Elle avait somme toute passé une bonne soirée à regarder le spectacle sans avoir à y participer. Berenilde avait été, comme prévu, majestueuse et savait parfaitement jouer de sa séduction et sa beauté. Ophélie avait observé également avec un œil attendri la très courte prestation de sa tante Roseline. Le public avait eu dû mal à percevoir sa timide voix et la pauvre tremblait au moment de confier à Isolde la fiole sensée symboliser le philtre d'amour.

Mais le passage le plus attendu pour Ophélie fut sans conteste l'entrée en scène de Thorn dans son corps de femme, lui même vêtu de l'habit de Mime, lui-même déguisé en rameur. Il était affublé d'un chapeau plat ridicule et d'une rame bien trop grande pour lui dans laquelle il se prit les pieds et chuta lors de son entrée. Berenilde lui jeta un regard noir qui était peut-être accompagné d'une de ses griffes personnelles.
Pauvre Thorn! Obligé de ramer dans le vide dans un bateau de carton pâte devant un public amusé. Il dû percevoir le regard d'Ophélie, ou plutôt le sien, parmi les spectateurs car il se figea un instant dans son geste, puis repris son rôle, tête baissée et le visage imperturbable.

Même si elle ne le tenait pas comme responsable de la situation insolite dans laquelle ils étaient à présent tous les deux, il n'en demeurait pas moins qu'elle prenait un certain plaisir à le regarder se dépêtrer d'une situation qu'elle aurait dû subir elle-même. Après tout c'était de la faute de Thorn et de sa famille si elle se trouvait au Pôle et avait vécu ces dernières semaines dans la peau d'un pauvre domestique. Au moins, il se tenait dorénavant au plus près pour veiller lui-même sur sa tante et l'enfant qu'elle portait.

Ophélie prenait la chose avec philosophie, rassurée par ce corps qui la protégeait mieux qu'un déguisement. Car, à part celui qui leur avait jeté ce sort, personne ne savait pour cet échange de corps et elle doutait fortement que Thorn ait pu en parler à quiconque. Qui viendrait donc à penser que la fiancée animiste est en fait l'intendant lui-même ? Et qui oserait encore l'attaquer alors qu'elle dispose maintenant de griffes, même si elle ne les maîtrise pas encore parfaitement et qu'elle en ignore la portée ?

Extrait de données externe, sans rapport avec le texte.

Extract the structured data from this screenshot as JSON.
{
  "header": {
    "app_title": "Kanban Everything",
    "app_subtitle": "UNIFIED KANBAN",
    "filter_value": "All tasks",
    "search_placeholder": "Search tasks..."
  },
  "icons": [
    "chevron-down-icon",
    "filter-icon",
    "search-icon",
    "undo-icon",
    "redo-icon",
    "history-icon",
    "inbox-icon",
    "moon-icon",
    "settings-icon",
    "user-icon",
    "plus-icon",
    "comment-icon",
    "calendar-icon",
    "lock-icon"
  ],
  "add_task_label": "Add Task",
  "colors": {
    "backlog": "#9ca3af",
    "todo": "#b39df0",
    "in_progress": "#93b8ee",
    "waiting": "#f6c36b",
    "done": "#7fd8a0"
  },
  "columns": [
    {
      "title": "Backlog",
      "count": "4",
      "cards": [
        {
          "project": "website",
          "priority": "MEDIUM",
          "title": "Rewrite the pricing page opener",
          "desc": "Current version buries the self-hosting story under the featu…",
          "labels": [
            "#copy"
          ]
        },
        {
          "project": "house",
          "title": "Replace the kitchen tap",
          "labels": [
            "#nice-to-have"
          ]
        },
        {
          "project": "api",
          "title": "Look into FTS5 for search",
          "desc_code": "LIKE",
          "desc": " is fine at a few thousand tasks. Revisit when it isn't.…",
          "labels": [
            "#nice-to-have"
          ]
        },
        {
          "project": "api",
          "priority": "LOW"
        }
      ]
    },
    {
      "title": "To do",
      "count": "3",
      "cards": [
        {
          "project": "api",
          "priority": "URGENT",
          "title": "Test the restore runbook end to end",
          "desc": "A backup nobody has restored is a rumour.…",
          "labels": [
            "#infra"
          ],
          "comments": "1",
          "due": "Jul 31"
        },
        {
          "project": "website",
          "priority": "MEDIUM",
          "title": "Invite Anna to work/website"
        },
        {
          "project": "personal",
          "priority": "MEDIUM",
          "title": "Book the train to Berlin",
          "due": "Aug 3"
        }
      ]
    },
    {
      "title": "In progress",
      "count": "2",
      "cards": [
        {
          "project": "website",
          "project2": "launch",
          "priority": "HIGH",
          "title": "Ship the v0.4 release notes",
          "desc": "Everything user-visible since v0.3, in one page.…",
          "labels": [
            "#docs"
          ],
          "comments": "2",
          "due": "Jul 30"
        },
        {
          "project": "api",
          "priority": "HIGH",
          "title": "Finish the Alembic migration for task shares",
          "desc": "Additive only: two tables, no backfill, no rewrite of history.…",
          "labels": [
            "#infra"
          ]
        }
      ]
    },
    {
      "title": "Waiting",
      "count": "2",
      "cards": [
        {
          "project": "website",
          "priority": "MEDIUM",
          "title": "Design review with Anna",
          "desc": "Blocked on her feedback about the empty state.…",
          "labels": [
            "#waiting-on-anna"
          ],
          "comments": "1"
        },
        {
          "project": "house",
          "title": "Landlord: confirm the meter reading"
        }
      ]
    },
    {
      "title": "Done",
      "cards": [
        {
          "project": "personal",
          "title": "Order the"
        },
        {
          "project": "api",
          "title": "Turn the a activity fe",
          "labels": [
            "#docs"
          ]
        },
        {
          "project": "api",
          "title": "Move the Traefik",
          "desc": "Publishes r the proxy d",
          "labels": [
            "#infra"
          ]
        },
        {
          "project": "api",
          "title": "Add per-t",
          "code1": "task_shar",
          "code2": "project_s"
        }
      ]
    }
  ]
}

Cette sortie à l'Opéra avait permis également à Ophélie d'échanger quelques mots avec l'ambassadeur qui se comportait bien sûr très différemment avec elle que lors de leur première entrevue. Il paraissait plutôt surpris de l'amabilité soudaine de son interlocuteur et semblait aussi inquiet et scrutait en permanence de jeunes demoiselles qui lui ressemblaient. Ophélie reconnut de loin les sœurs d'Archibald. Quel personnage étrange se dit-elle, séduisant bien que vêtu de haillons qui dessortaient des tenues extravagantes des autres spectateurs, et en même temps, il dégageait de sa personne une étrange attirance dangereuse. Comme une flamme à laquelle on serait tenté de s'approcher tout en sachant qu'elle peut à tout moment nous brûler.

Ophélie avait pu également apercevoir de dos Farouk qui avait passé une bonne partie du spectacle allongé. Mais lors des applaudissements finaux, l'esprit de famille s'était levé avec une lenteur et une désarticulation impressionnante pour se pencher vers Berenilde, rosissante de plaisir de redevenir la favorite des favorites.

Tout à coup, Ophélie se rendit compte que Mime se tenait à ses côtés, petit et muet comme il se doit, une flûte de Champagne en main. Il tentait visiblement depuis un moment d'attirer l'attention de l'intendant qui avait le regard haut perché et l'esprit ailleurs.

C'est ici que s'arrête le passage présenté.